According to data from the Vietnam Real Estate Market Research Institute (VARS IRE), Hanoi recorded approximately 22,000 newly launched apartments in the first nine months of 2025. This figure represents 64% of the total supply in 2024 and marks the highest level since 2019. Condominiums continue to dominate, accounting for 76% of the new supply.
Contrary to expectations that increased supply would cool prices, Hanoi’s property market has seen a continued upward trend. The condominium price index in Q3/2025 rose by 5% compared to the previous quarter and surged by 96.2% since Q1/2019—1.7 times higher than the growth rate in the Southern key economic zone over the same period. The average primary market price for condominiums in Hanoi now stands at 95 million VND per square meter, with over 43% of new supply priced above 120 million VND per square meter.

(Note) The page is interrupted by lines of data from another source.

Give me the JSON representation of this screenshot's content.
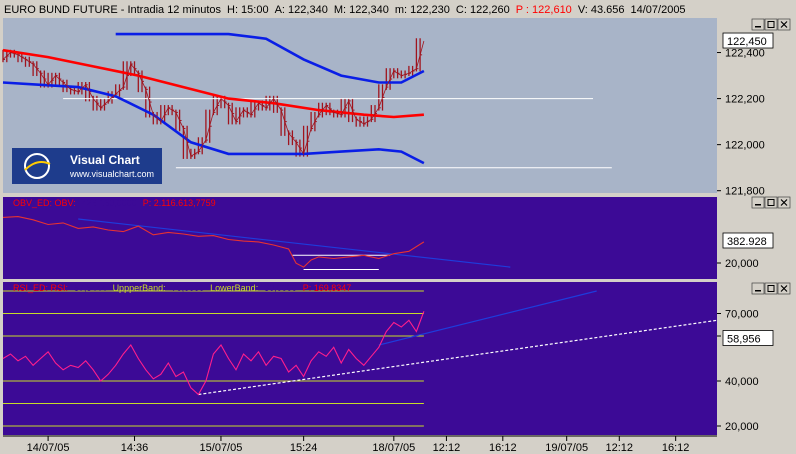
{
  "header": {
    "parts": [
      {
        "text": "EURO BUND FUTURE - Intradia 12 minutos",
        "color": "#000000"
      },
      {
        "text": "H: 15:00",
        "color": "#000000"
      },
      {
        "text": "A: 122,340",
        "color": "#000000"
      },
      {
        "text": "M: 122,340",
        "color": "#000000"
      },
      {
        "text": "m: 122,230",
        "color": "#000000"
      },
      {
        "text": "C: 122,260",
        "color": "#000000"
      },
      {
        "text": "P : 122,610",
        "color": "#ff0000"
      },
      {
        "text": "V: 43.656",
        "color": "#000000"
      },
      {
        "text": "14/07/2005",
        "color": "#000000"
      }
    ]
  },
  "logo": {
    "brand": "Visual Chart",
    "url": "www.visualchart.com"
  },
  "colors": {
    "price_bg": "#a8b4c8",
    "indicator_bg": "#3c0a96",
    "price_bars": "#a0141e",
    "moving_average": "#ff0000",
    "bands": "#0a1ee6",
    "obv_line": "#e63232",
    "rsi_line": "#ff1e8c",
    "trendline": "#1e3cdc",
    "threshold": "#c8dc28",
    "support": "#ffffff"
  },
  "chart_data": [
    {
      "type": "line",
      "panel": "price",
      "series": [
        {
          "name": "price",
          "points": [
            [
              0,
              122.37
            ],
            [
              2,
              122.4
            ],
            [
              4,
              122.39
            ],
            [
              6,
              122.37
            ],
            [
              8,
              122.35
            ],
            [
              10,
              122.31
            ],
            [
              12,
              122.26
            ],
            [
              14,
              122.3
            ],
            [
              16,
              122.27
            ],
            [
              18,
              122.24
            ],
            [
              20,
              122.23
            ],
            [
              22,
              122.26
            ],
            [
              24,
              122.2
            ],
            [
              26,
              122.16
            ],
            [
              28,
              122.19
            ],
            [
              30,
              122.22
            ],
            [
              32,
              122.25
            ],
            [
              34,
              122.35
            ],
            [
              36,
              122.31
            ],
            [
              38,
              122.24
            ],
            [
              40,
              122.13
            ],
            [
              42,
              122.1
            ],
            [
              44,
              122.16
            ],
            [
              46,
              122.14
            ],
            [
              48,
              122.07
            ],
            [
              50,
              121.95
            ],
            [
              52,
              121.97
            ],
            [
              54,
              122.02
            ],
            [
              56,
              122.14
            ],
            [
              58,
              122.2
            ],
            [
              60,
              122.17
            ],
            [
              62,
              122.1
            ],
            [
              64,
              122.15
            ],
            [
              66,
              122.13
            ],
            [
              68,
              122.18
            ],
            [
              70,
              122.16
            ],
            [
              72,
              122.2
            ],
            [
              74,
              122.15
            ],
            [
              76,
              122.05
            ],
            [
              78,
              122.01
            ],
            [
              80,
              121.96
            ],
            [
              82,
              122.07
            ],
            [
              84,
              122.13
            ],
            [
              86,
              122.17
            ],
            [
              88,
              122.14
            ],
            [
              90,
              122.13
            ],
            [
              92,
              122.19
            ],
            [
              94,
              122.11
            ],
            [
              96,
              122.09
            ],
            [
              98,
              122.11
            ],
            [
              100,
              122.16
            ],
            [
              102,
              122.25
            ],
            [
              104,
              122.32
            ],
            [
              106,
              122.3
            ],
            [
              108,
              122.31
            ],
            [
              110,
              122.33
            ],
            [
              112,
              122.45
            ]
          ]
        },
        {
          "name": "media",
          "points": [
            [
              0,
              122.41
            ],
            [
              12,
              122.38
            ],
            [
              24,
              122.34
            ],
            [
              36,
              122.3
            ],
            [
              48,
              122.25
            ],
            [
              60,
              122.2
            ],
            [
              72,
              122.18
            ],
            [
              84,
              122.15
            ],
            [
              96,
              122.13
            ],
            [
              104,
              122.12
            ],
            [
              112,
              122.13
            ]
          ]
        },
        {
          "name": "banda-superior",
          "points": [
            [
              30,
              122.48
            ],
            [
              40,
              122.48
            ],
            [
              50,
              122.48
            ],
            [
              60,
              122.48
            ],
            [
              70,
              122.46
            ],
            [
              80,
              122.37
            ],
            [
              90,
              122.3
            ],
            [
              100,
              122.27
            ],
            [
              106,
              122.27
            ],
            [
              112,
              122.32
            ]
          ]
        },
        {
          "name": "banda-inferior",
          "points": [
            [
              0,
              122.27
            ],
            [
              10,
              122.26
            ],
            [
              20,
              122.25
            ],
            [
              30,
              122.21
            ],
            [
              40,
              122.13
            ],
            [
              50,
              122.01
            ],
            [
              60,
              121.96
            ],
            [
              70,
              121.96
            ],
            [
              80,
              121.96
            ],
            [
              90,
              121.97
            ],
            [
              100,
              121.98
            ],
            [
              106,
              121.97
            ],
            [
              112,
              121.92
            ]
          ]
        },
        {
          "name": "soporte-superior",
          "points": [
            [
              16,
              122.2
            ],
            [
              157,
              122.2
            ]
          ]
        },
        {
          "name": "soporte-inferior",
          "points": [
            [
              46,
              121.9
            ],
            [
              162,
              121.9
            ]
          ]
        }
      ],
      "current_value": "122,450",
      "ylim": [
        121.79,
        122.55
      ],
      "yticks": [
        "122,400",
        "122,200",
        "122,000",
        "121,800"
      ]
    },
    {
      "type": "line",
      "panel": "obv",
      "legend": [
        {
          "text": "OBV_ED: OBV:",
          "color": "#ff0000"
        },
        {
          "text": "426.160,0000",
          "color": "#3c0a96"
        },
        {
          "text": "P: 2.116.613,7759",
          "color": "#ff0000"
        }
      ],
      "series": [
        {
          "name": "obv",
          "points": [
            [
              0,
              0.78
            ],
            [
              4,
              0.79
            ],
            [
              8,
              0.75
            ],
            [
              12,
              0.69
            ],
            [
              16,
              0.71
            ],
            [
              20,
              0.64
            ],
            [
              24,
              0.66
            ],
            [
              28,
              0.62
            ],
            [
              32,
              0.6
            ],
            [
              36,
              0.67
            ],
            [
              40,
              0.56
            ],
            [
              44,
              0.59
            ],
            [
              48,
              0.57
            ],
            [
              52,
              0.54
            ],
            [
              56,
              0.55
            ],
            [
              60,
              0.5
            ],
            [
              64,
              0.48
            ],
            [
              68,
              0.47
            ],
            [
              72,
              0.43
            ],
            [
              76,
              0.38
            ],
            [
              78,
              0.2
            ],
            [
              80,
              0.15
            ],
            [
              82,
              0.24
            ],
            [
              84,
              0.28
            ],
            [
              88,
              0.26
            ],
            [
              92,
              0.28
            ],
            [
              96,
              0.3
            ],
            [
              100,
              0.26
            ],
            [
              104,
              0.32
            ],
            [
              108,
              0.35
            ],
            [
              112,
              0.47
            ]
          ]
        },
        {
          "name": "tendencia",
          "points": [
            [
              20,
              0.76
            ],
            [
              135,
              0.15
            ]
          ]
        },
        {
          "name": "soporte-1",
          "points": [
            [
              77,
              0.3
            ],
            [
              103,
              0.3
            ]
          ]
        },
        {
          "name": "soporte-2",
          "points": [
            [
              80,
              0.12
            ],
            [
              100,
              0.12
            ]
          ]
        }
      ],
      "current_value": "382.928",
      "ylim": [
        0,
        1
      ],
      "yticks": [
        "",
        "20,000"
      ]
    },
    {
      "type": "line",
      "panel": "rsi",
      "legend": [
        {
          "text": "RSI_ED: RSI:",
          "color": "#ff0000"
        },
        {
          "text": "57,5444",
          "color": "#3c0a96"
        },
        {
          "text": "UppperBand:",
          "color": "#c8dc28"
        },
        {
          "text": "70,0000",
          "color": "#3c0a96"
        },
        {
          "text": "LowerBand:",
          "color": "#c8dc28"
        },
        {
          "text": "30,0000",
          "color": "#3c0a96"
        },
        {
          "text": "P: 169,8347",
          "color": "#ff0000"
        }
      ],
      "series": [
        {
          "name": "rsi",
          "points": [
            [
              0,
              50
            ],
            [
              2,
              52
            ],
            [
              4,
              49
            ],
            [
              6,
              51
            ],
            [
              8,
              47
            ],
            [
              10,
              50
            ],
            [
              12,
              53
            ],
            [
              14,
              48
            ],
            [
              16,
              45
            ],
            [
              18,
              47
            ],
            [
              20,
              46
            ],
            [
              22,
              49
            ],
            [
              24,
              45
            ],
            [
              26,
              40
            ],
            [
              28,
              43
            ],
            [
              30,
              47
            ],
            [
              32,
              52
            ],
            [
              34,
              56
            ],
            [
              36,
              50
            ],
            [
              38,
              45
            ],
            [
              40,
              41
            ],
            [
              42,
              43
            ],
            [
              44,
              48
            ],
            [
              46,
              42
            ],
            [
              48,
              44
            ],
            [
              50,
              37
            ],
            [
              52,
              34
            ],
            [
              54,
              40
            ],
            [
              56,
              52
            ],
            [
              58,
              56
            ],
            [
              60,
              50
            ],
            [
              62,
              45
            ],
            [
              64,
              52
            ],
            [
              66,
              49
            ],
            [
              68,
              53
            ],
            [
              70,
              47
            ],
            [
              72,
              51
            ],
            [
              74,
              50
            ],
            [
              76,
              44
            ],
            [
              78,
              47
            ],
            [
              80,
              42
            ],
            [
              82,
              49
            ],
            [
              84,
              53
            ],
            [
              86,
              51
            ],
            [
              88,
              55
            ],
            [
              90,
              48
            ],
            [
              92,
              54
            ],
            [
              94,
              50
            ],
            [
              96,
              47
            ],
            [
              98,
              51
            ],
            [
              100,
              55
            ],
            [
              102,
              62
            ],
            [
              104,
              66
            ],
            [
              106,
              64
            ],
            [
              108,
              67
            ],
            [
              110,
              62
            ],
            [
              112,
              71
            ]
          ]
        },
        {
          "name": "tendencia-rsi",
          "points": [
            [
              100,
              56
            ],
            [
              158,
              80
            ]
          ]
        },
        {
          "name": "soporte-rsi",
          "points": [
            [
              52,
              34
            ],
            [
              190,
              67
            ]
          ]
        }
      ],
      "current_value": "58,956",
      "ylim": [
        16,
        84
      ],
      "levels": [
        80,
        70,
        60,
        40,
        30,
        20
      ],
      "yticks": [
        "70,000",
        "60,000",
        "40,000",
        "20,000"
      ]
    }
  ],
  "x_axis": {
    "x_min": 0,
    "x_max": 190,
    "labels": [
      {
        "text": "14/07/05",
        "x": 12
      },
      {
        "text": "14:36",
        "x": 35
      },
      {
        "text": "15/07/05",
        "x": 58
      },
      {
        "text": "15:24",
        "x": 80
      },
      {
        "text": "18/07/05",
        "x": 104
      },
      {
        "text": "12:12",
        "x": 118
      },
      {
        "text": "16:12",
        "x": 133
      },
      {
        "text": "19/07/05",
        "x": 150
      },
      {
        "text": "12:12",
        "x": 164
      },
      {
        "text": "16:12",
        "x": 179
      }
    ]
  }
}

Sky-high prices have narrowed profit margins, diminishing the appeal of investment capital. Simultaneously, property values have outpaced the financial capabilities of most individual investors, prompting a shift in capital from Hanoi to more affordably priced markets.
One standout destination is the Southern region. Mr. Nguyễn Thái Bình, CEO of Đông Tây Land and Deputy Secretary-General of VARS, noted that by the end of Q2/2025, Northern buyers accounted for only 20% of transactions in the South. However, by the end of Q3, this figure rose to 30%, approaching the peak levels seen during 2016–2020.
The Southern key economic zone has attracted capital due to its relatively stable price accumulation over the past three years and rapidly improving infrastructure. Some suburban areas near city centers offer prices 30–40% lower than Hanoi, while urbanization and real demand are surging. With a budget of 2–4 billion VND, investors in Hanoi can only access studio apartments, whereas in the South, they have a broader range of options, from condominiums to townhouses.
Beyond seeking affordable prices, many investors are adopting strategies to diversify their portfolios and optimize long-term returns. The Southern market offers clear segmentation, particularly in fully legalized, centrally located, high-end amenity apartments, catering to financially robust investors seeking sustainable returns. Rental demand from expatriates and high-skilled professionals in tech and finance hubs provides more stable yields compared to Hanoi.
Legal market recovery and the return of major developers have further fueled this migration trend. Many Northern individual investors are following familiar developers as they launch new projects in the South. Several coastal urban developments and suburban projects have garnered significant interest from Hanoi investors, with some recording a 5% price increase within a week of launch.
VARS IRE reports that the “Southern shift” is becoming increasingly pronounced. However, the institute advises investors to adopt long-term strategies, assess their financial capacity, and avoid excessive leverage amid rapid supply growth and market restructuring. Short-term profit expectations could leave investors vulnerable if interest rates rise or liquidity tightens.